The five CSUN students studying in Japan in the exchange program during the 8.9 earthquake that struck over a week ago will be returning to campus within the next week.
In an email sent to all CSU presidents Tuesday, CSU Chancellor Charles B. Reed stated all CSU programs in Japan have been ordered closed.
“Although some of our students are not in areas directly affected by the earthquake or the tsunami that followed, the damage to infrastructure and the resulting potential for shortages and other logistical problems are cause for concern,” stated the email.
In the email, Reed added that another cause for concern is the continuing uncertainty and increasing danger caused by damaged to nuclear facilities.
“Leaving our students in this situation is not a risk I am willing to take,” the memo read. “My first concern is always for our student’s health and safety.”
Dr. Harry Hellenbrand, CSUN provost and vice president of academic affairs said Reed issued the order with two main intentions.
“One, to make sure the students are not in harms way and secondly, to make sure that we did not impose an unintentional burden on Japanese people themselves, because our students have the ability to leave the country and lessen the burden on the country to deal with its problems.”
The more people who are there, the more there are for the Japanese government to deal with right now, Hellenbrand said.
About 45 out of 100 CSU system and campus program students were in Japan at the time of the earthquake are affected by the policy.
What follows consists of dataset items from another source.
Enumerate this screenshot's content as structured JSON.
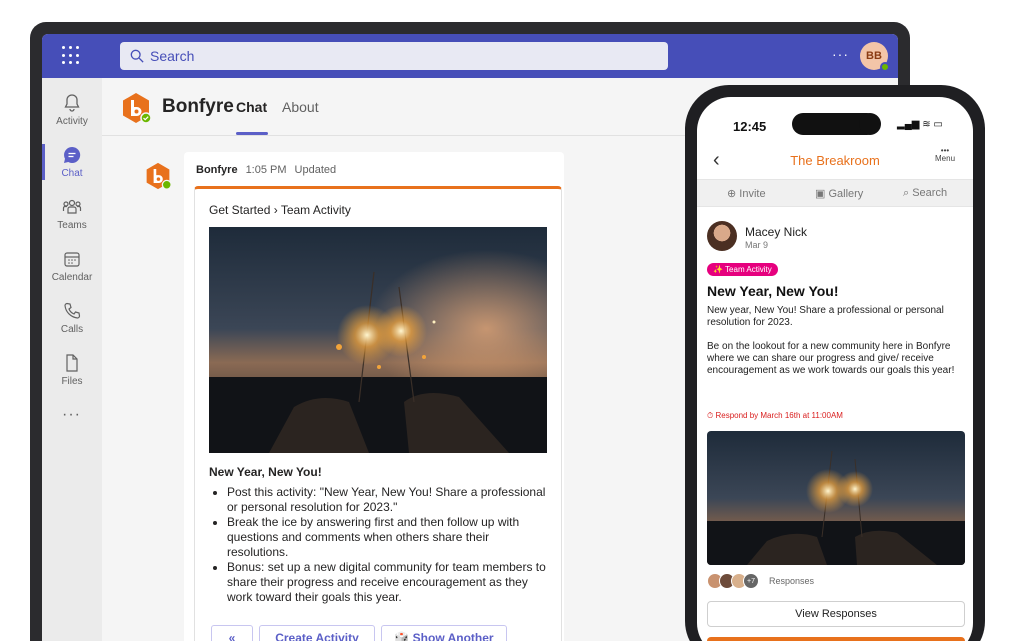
{
  "teams": {
    "search_placeholder": "Search",
    "more": "···",
    "user_initials": "BB",
    "rail": [
      {
        "label": "Activity",
        "icon": "bell-icon"
      },
      {
        "label": "Chat",
        "icon": "chat-icon"
      },
      {
        "label": "Teams",
        "icon": "teams-icon"
      },
      {
        "label": "Calendar",
        "icon": "calendar-icon"
      },
      {
        "label": "Calls",
        "icon": "phone-icon"
      },
      {
        "label": "Files",
        "icon": "file-icon"
      }
    ],
    "rail_more": "···"
  },
  "app": {
    "name": "Bonfyre",
    "tabs": [
      "Chat",
      "About"
    ],
    "active_tab": "Chat"
  },
  "message": {
    "sender": "Bonfyre",
    "time": "1:05 PM",
    "status": "Updated",
    "breadcrumb": "Get Started  ›  Team Activity",
    "title": "New Year, New You!",
    "bullets": [
      "Post this activity: \"New Year, New You! Share a professional or personal resolution for 2023.\"",
      "Break the ice by answering first and then follow up with questions and comments when others share their resolutions.",
      "Bonus: set up a new digital community for team members to share their progress and receive encouragement as they work toward their goals this year."
    ],
    "buttons": {
      "back": "«",
      "create": "Create Activity",
      "show_another": "🎲 Show Another"
    }
  },
  "phone": {
    "time": "12:45",
    "status_icons": "▂▄▆ ≋ ▭",
    "back": "‹",
    "title": "The Breakroom",
    "menu_dots": "•••",
    "menu_label": "Menu",
    "subnav": {
      "invite": "⊕ Invite",
      "gallery": "▣ Gallery",
      "search": "⌕ Search"
    },
    "author": "Macey Nick",
    "date": "Mar 9",
    "tag": "✨ Team Activity",
    "post_title": "New Year, New You!",
    "paragraph1": "New year, New You! Share a professional or personal resolution for 2023.",
    "paragraph2": "Be on the lookout for a new community here in Bonfyre where we can share our progress and give/ receive encouragement as we work towards our goals this year!",
    "respond": "⏱ Respond by March 16th at 11:00AM",
    "responder_count": "+7",
    "responses_label": "Responses",
    "view_button": "View Responses"
  },
  "colors": {
    "teams_purple": "#464eb8",
    "accent": "#5b5fc7",
    "bonfyre_orange": "#e8711c",
    "tag_pink": "#e6007e"
  }
}
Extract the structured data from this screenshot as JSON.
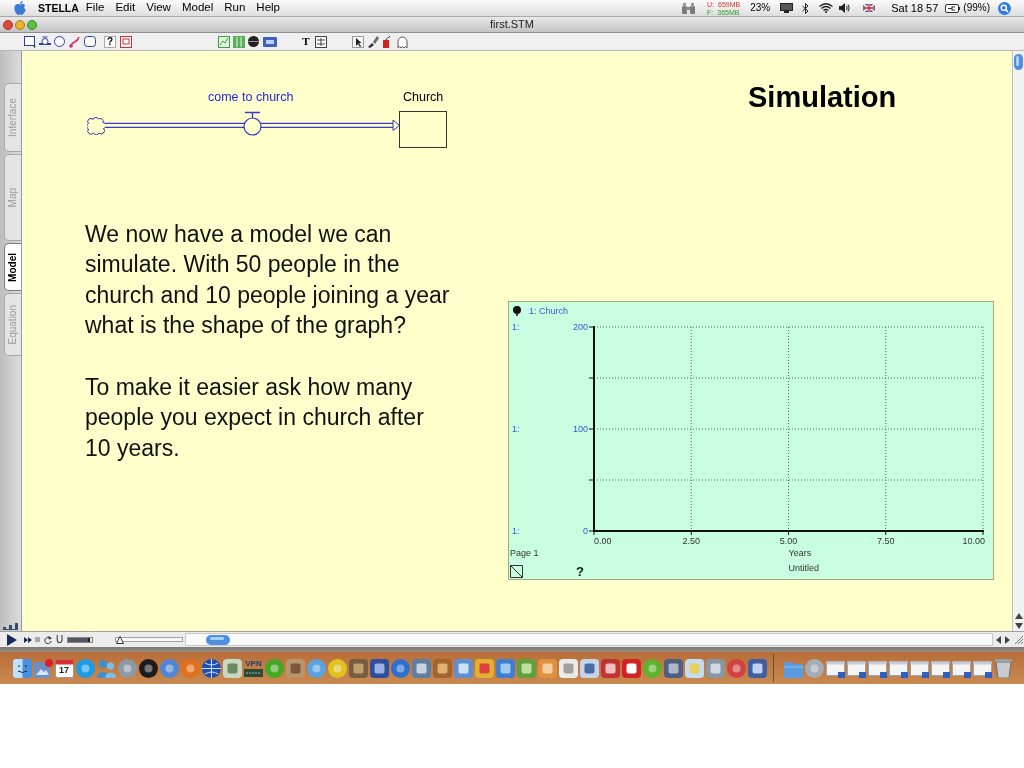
{
  "menu_bar": {
    "app_name": "STELLA",
    "menus": [
      "File",
      "Edit",
      "View",
      "Model",
      "Run",
      "Help"
    ],
    "memory": [
      {
        "label": "U:",
        "value": "659MB",
        "kind": "used"
      },
      {
        "label": "F:",
        "value": "365MB",
        "kind": "free"
      }
    ],
    "cpu": "23%",
    "clock": "Sat 18 57",
    "battery": "(99%)"
  },
  "window": {
    "title": "first.STM"
  },
  "toolbar": {
    "help_tool": "?",
    "text_tool": "T"
  },
  "side_tabs": [
    {
      "label": "Interface",
      "selected": false
    },
    {
      "label": "Map",
      "selected": false
    },
    {
      "label": "Model",
      "selected": true
    },
    {
      "label": "Equation",
      "selected": false
    }
  ],
  "model_diagram": {
    "flow": {
      "label": "come to church"
    },
    "stock": {
      "label": "Church"
    }
  },
  "slide": {
    "heading": "Simulation",
    "paragraphs": [
      "We now have a model we can simulate. With 50 people in the church and 10 people joining a year what is the shape of the graph?",
      "To make it easier ask how many people you expect in church after 10 years."
    ]
  },
  "graph": {
    "legend_label": "1: Church",
    "scale_labels": [
      "1:",
      "1:",
      "1:"
    ],
    "page_label": "Page 1",
    "help_button": "?",
    "chart_data": {
      "type": "line",
      "title": "Untitled",
      "xlabel": "Years",
      "categories": [
        "0.00",
        "2.50",
        "5.00",
        "7.50",
        "10.00"
      ],
      "ylim": [
        0,
        200
      ],
      "yticks": [
        0,
        100,
        200
      ],
      "grid": true
    }
  },
  "run_controls": {
    "u_button": "U",
    "sliders": [
      {
        "level": 0.9
      },
      {
        "level": 0.06
      }
    ]
  },
  "dock": {
    "calendar_day": "17",
    "vpn_label": "VPN"
  }
}
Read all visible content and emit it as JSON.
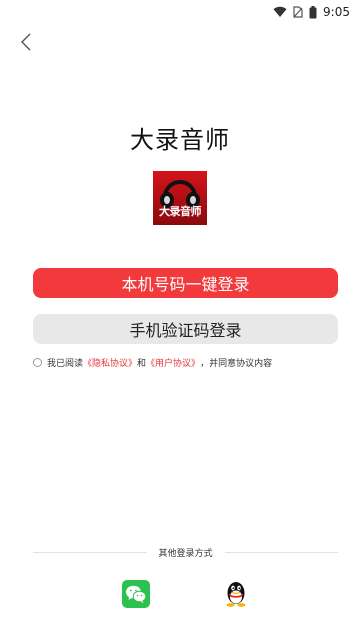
{
  "status_bar": {
    "time": "9:05",
    "icons": [
      "wifi-icon",
      "no-sim-icon",
      "battery-icon"
    ]
  },
  "header": {
    "back_icon": "chevron-left-icon"
  },
  "app": {
    "title": "大录音师",
    "logo_text": "大录音师",
    "logo_icon": "headphones-icon"
  },
  "buttons": {
    "one_click_login": "本机号码一键登录",
    "sms_login": "手机验证码登录"
  },
  "agreement": {
    "prefix": "我已阅读",
    "privacy_link": "《隐私协议》",
    "and": "和",
    "user_link": "《用户协议》",
    "suffix": "，并同意协议内容",
    "checked": false
  },
  "other_login": {
    "label": "其他登录方式",
    "options": [
      "wechat-icon",
      "qq-icon"
    ]
  },
  "colors": {
    "primary": "#f2393b",
    "link": "#e8323a",
    "secondary_button": "#e8e8e8",
    "wechat": "#2dc14f"
  }
}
Those affected, but not in Japan include those preparing for trips or whose academic terms in Japan would have started in April, said Eric Fallis, media relations specialist for the CSU in an email message.
All CSU students in the country have been accounted for by either system or campus staff, Fallis added.
Dr. Martha Lopez, assistant director for international programs said in a telephone interview that all CSUN students in Japan were contacted the morning of March 11 through their emergency phone numbers and emails and they have all been accounted for.
Students are shaken but OK, she added.
Hellenbrand said that as students return, some issues will arise.
Those issues include the completion of any coursework that students were doing, the continuity of financial aid and the cost of the return.
Hellenbrand said students will be allowed to finish the semester at CSUN, but whether or not they will actually finish the semester and how that will be done is unknown.
“We don’t know if they are in the middle of taking classes now or if they’re in between semesters. We just don’t know any of the circumstances and we’ll work to get them the credit they need,” Hellenbrand said. “It’s hard to assert what the cost will be if we don’t know what the issues are.”
Lopez said there are five CSUN students studying in Japan in the exchange program while there are five Japanese exchange and 194 international students studying at CSUN.
Hellenbrand said almost all of the CSUN students in Japan have flights back to the United States within the next week or so.
Lopez said international students are those students who attend CSUN or another university to get a degree on a student visa. Exchange students are those who attend on a short term program. These students attend for a semester or a year and receive their degree from their home campus.
Hellenbrand said there have been other times when CSU students had to return home early from study abroad programs like when conflict broke out in the Middle East.